La Côte d’Ivoire produit 200.000 tonnes de sachets plastiques dont 140 000 destinées à l’exportation  et les 60 000 tonnes restantes sont pour la consommation locale. Selon des estimations officielles, 3 millions de sachets se retrouvent dans la nature chaque jour et que l’industrie du recyclage, encore embryonnaire, n’arrive pas à recycler.

Par semaine, les unités doivent livrer 10 tonnes chacune à leurs partenaires de la plasturgie installés à Abidjan. « L’unité met sur le marché des produits semi-finis mais aussi des pavés à base de déchets plastiques. Si on supprime la matière première(les sachets en plastique), c’est inquiétant, l’unité ira à la dérive », peste Sylla Adama, président directeur général de « Taba Sékou Imane », l’unité de recyclage de Bouaké, dans une déclaration à Anadolu.

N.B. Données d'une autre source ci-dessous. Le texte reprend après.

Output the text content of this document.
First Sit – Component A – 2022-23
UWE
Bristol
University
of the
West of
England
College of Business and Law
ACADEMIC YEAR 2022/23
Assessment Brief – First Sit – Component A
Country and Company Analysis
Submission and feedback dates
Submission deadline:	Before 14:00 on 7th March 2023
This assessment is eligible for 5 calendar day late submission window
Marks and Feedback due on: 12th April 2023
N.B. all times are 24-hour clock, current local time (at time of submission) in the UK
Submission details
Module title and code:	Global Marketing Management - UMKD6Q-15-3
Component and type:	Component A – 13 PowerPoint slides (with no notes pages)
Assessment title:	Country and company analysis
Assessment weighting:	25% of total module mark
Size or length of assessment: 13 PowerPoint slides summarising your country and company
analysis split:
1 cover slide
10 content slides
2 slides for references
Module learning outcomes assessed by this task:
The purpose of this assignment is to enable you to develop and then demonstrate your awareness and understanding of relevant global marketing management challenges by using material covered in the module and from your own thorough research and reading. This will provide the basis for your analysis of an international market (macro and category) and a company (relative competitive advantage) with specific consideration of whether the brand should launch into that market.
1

Sylla Adama soutient avoir « anticipé en investissant » donc il n’y aura pas de licenciement dans son entreprise mais les autres vont licencier » regrette-il.

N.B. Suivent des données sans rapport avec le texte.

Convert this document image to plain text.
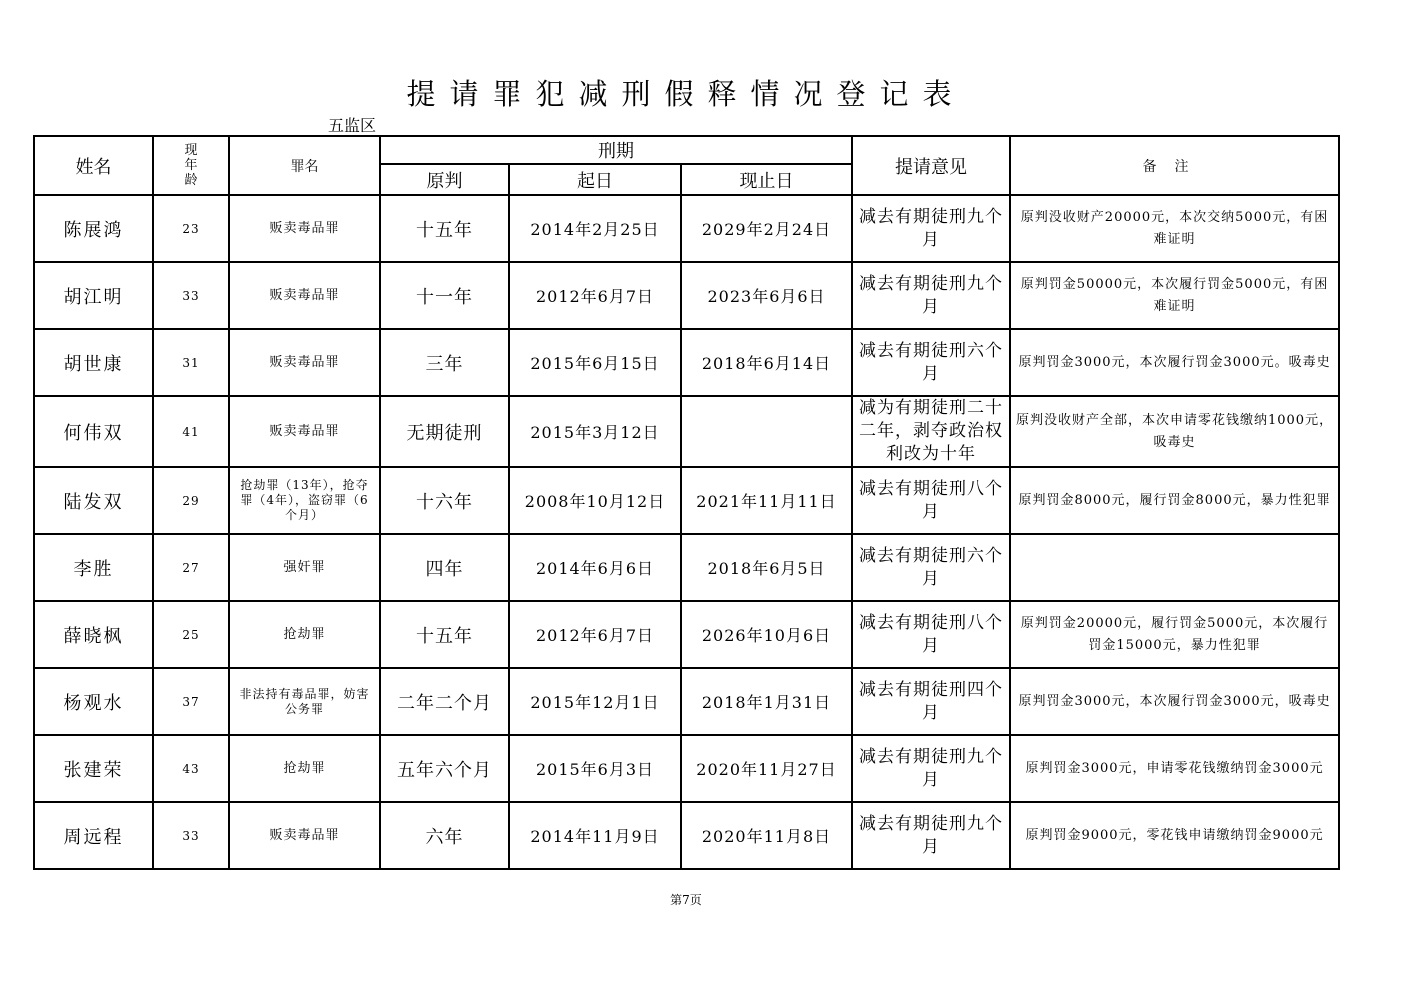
提请罪犯减刑假释情况登记表
五监区
姓名	现年龄	罪名	刑期			提请意见	备注
			原判	起日	现止日		
陈展鸿	23	贩卖毒品罪	十五年	2014年2月25日	2029年2月24日	减去有期徒刑九个月	原判没收财产20000元，本次交纳5000元，有困难证明
胡江明	33	贩卖毒品罪	十一年	2012年6月7日	2023年6月6日	减去有期徒刑九个月	原判罚金50000元，本次履行罚金5000元，有困难证明
胡世康	31	贩卖毒品罪	三年	2015年6月15日	2018年6月14日	减去有期徒刑六个月	原判罚金3000元，本次履行罚金3000元。吸毒史
何伟双	41	贩卖毒品罪	无期徒刑	2015年3月12日		减为有期徒刑二十二年，剥夺政治权利改为十年	原判没收财产全部，本次申请零花钱缴纳1000元，吸毒史
陆发双	29	抢劫罪（13年），抢夺罪（4年），盗窃罪（6个月）	十六年	2008年10月12日	2021年11月11日	减去有期徒刑八个月	原判罚金8000元，履行罚金8000元，暴力性犯罪
李胜	27	强奸罪	四年	2014年6月6日	2018年6月5日	减去有期徒刑六个月	
薛晓枫	25	抢劫罪	十五年	2012年6月7日	2026年10月6日	减去有期徒刑八个月	原判罚金20000元，履行罚金5000元，本次履行罚金15000元，暴力性犯罪
杨观水	37	非法持有毒品罪，妨害公务罪	二年二个月	2015年12月1日	2018年1月31日	减去有期徒刑四个月	原判罚金3000元，本次履行罚金3000元，吸毒史
张建荣	43	抢劫罪	五年六个月	2015年6月3日	2020年11月27日	减去有期徒刑九个月	原判罚金3000元，申请零花钱缴纳罚金3000元
周远程	33	贩卖毒品罪	六年	2014年11月9日	2020年11月8日	减去有期徒刑九个月	原判罚金9000元，零花钱申请缴纳罚金9000元
第7页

« Je ne  suis pas contre la décision mais du fait de la crise, le système économique de l’après-crise devrait conduire à organiser tous les secteurs afin que l’ivoirien puisse se refaire économiquement car on n’efface pas 10 ans de guerre en 4 ans, il y a des séquelles » regrette M.Sylla.

Du côté du gouvernement, la sollicitation du porte-parole, Bruno Koné par Anadolu est demeurée sans suite. Toutefois, Siméon N’da, en charge de la Communication du ministère de l’Environnement, de la salubrité urbaine et du développement durable, joint par Anadolu, s’est voulu rassurant pour l’avenir des ex-combattants.

«  La plasturgie dans laquelle s’inscrit le projet des ex-combattants, demeurera fonctionnel. Ce n’est pas seulement les sachets plastiques qui entrent en ligne de compte. Les sachets  ne sont pas tous interdits donc la matière première sera toujours  disponible » assure-t-il.